Elamite, regarded as a language isolate, is …
Years: 2493BCE - 2350BCE
Elamite, regarded as a language isolate, is unrelated to the neighboring Semitic languages, to the Indo-European languages, or to Sumerian, even though it adopted the Sumerian syllabic script.
Linear Elamite, a writing system from Iran attested in a few monumental inscriptions only, was used for a very brief period during the last quarter of the third millennium BCE.
It is often claimed that Linear Elamite is a syllabic writing system derived from Proto-Elamite, although this cannot be proven.
Several scholars have attempted to decipher Linear Elamite, most notably Walther Hinz and Piero Meriggi.
The Elamite language is first written in pictographs around 2500.
The Elamite Cuneiform script, consisting of about one hundred and thirty symbols, far fewer than most other cuneiform scripts, has been adapted from the Akkadian Cuneiform.
The Awan Dynasty is the first dynasty of Elam of which anything is known today, appearing at the dawn of historical record.
The Elamites are likely major rivals of neighboring Sumer from remotest antiquity; they are said to have been defeated by Enmebaragesi of Kish (who flourished in the twenty-fifth century BCE), who is the earliest archaeologically attested Sumerian king, as well as by a later monarch, Eannatum I of Lagash.
Awan is a city or possibly a region of Elam whose precise location is not certain, but it has been variously conjectured to be north of Susa, in south Luristan, close to Dezful, or Godin Tepe.

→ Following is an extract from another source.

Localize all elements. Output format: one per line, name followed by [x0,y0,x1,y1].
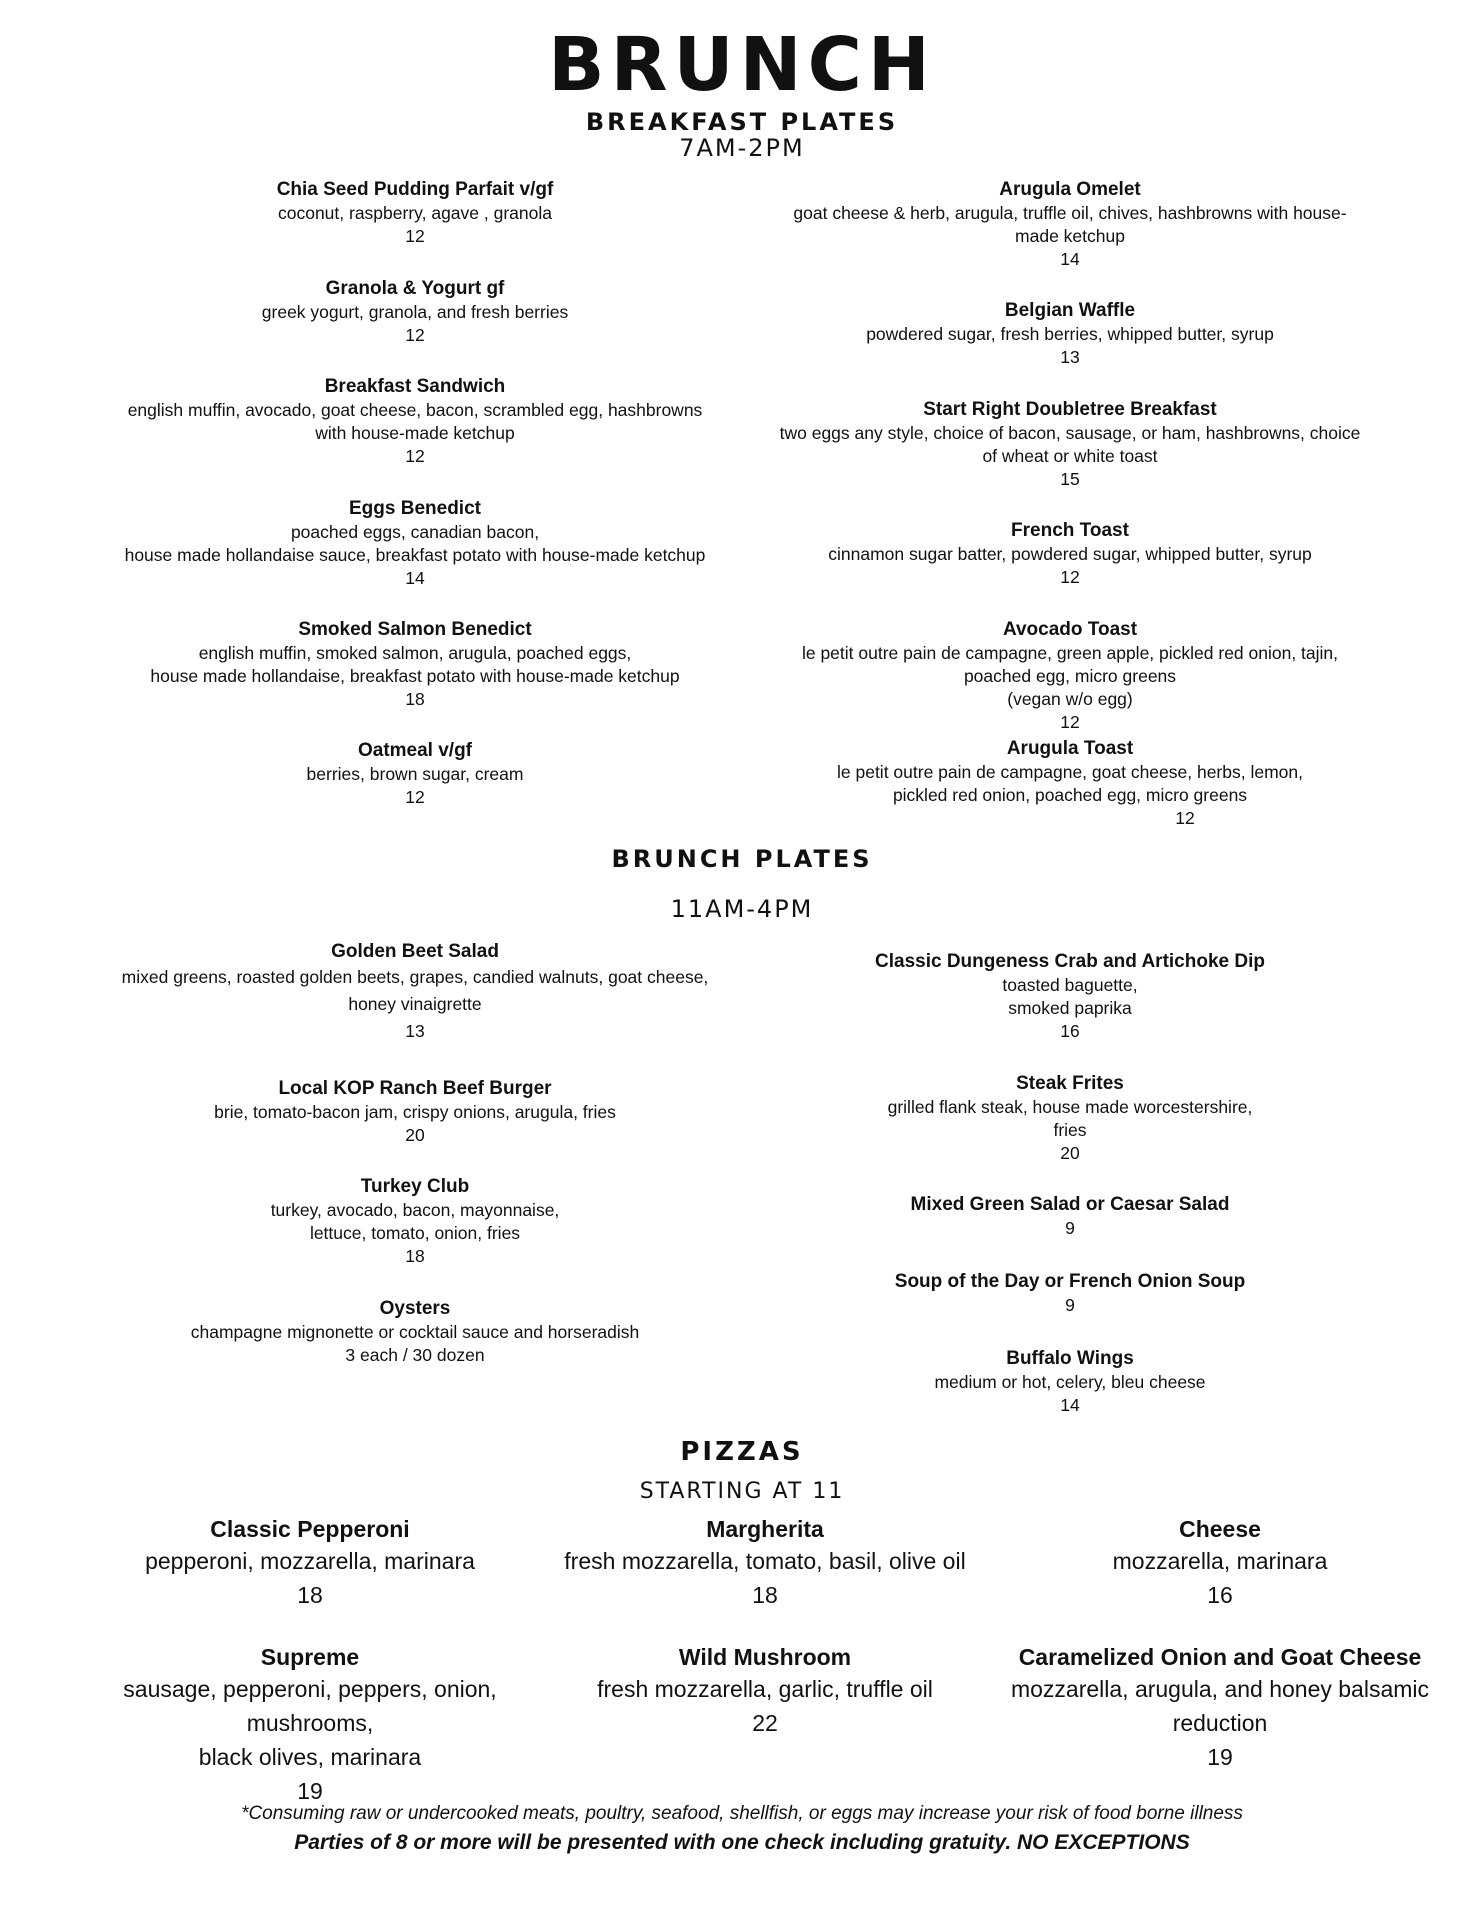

At one time, a dynasty from Awan exerted hegemony in Sumer, according to the Sumerian king list, which mentions three Awan kings, who supposedly reigned for a total of three hundred and fifty-six years.
Their names have not survived on the extant copies, apart from the partial name of the third king, "Ku-ul...” who it says ruled for thirty-six years.
This information is not considered reliable, but it does suggest that Awan had political importance in the third millennium BCE.
A royal list found at Susa gives twelve names of the kings in the Awan dynasty.
As there are very few other sources for this period, most of these names are not certain.
Little more of these kings' reigns is known, but Elam seems to have kept up a heavy trade with the Sumerian city-states during this time, importing mainly foods, and exporting cattle, wool, slaves and silver, among other things.
A text of the time refers to a shipment of tin to the governor of the Elamite city of Urua, which was committed to work the material and return it in the form of bronze—perhaps indicating a technological edge enjoyed by the Elamites over the Sumerians.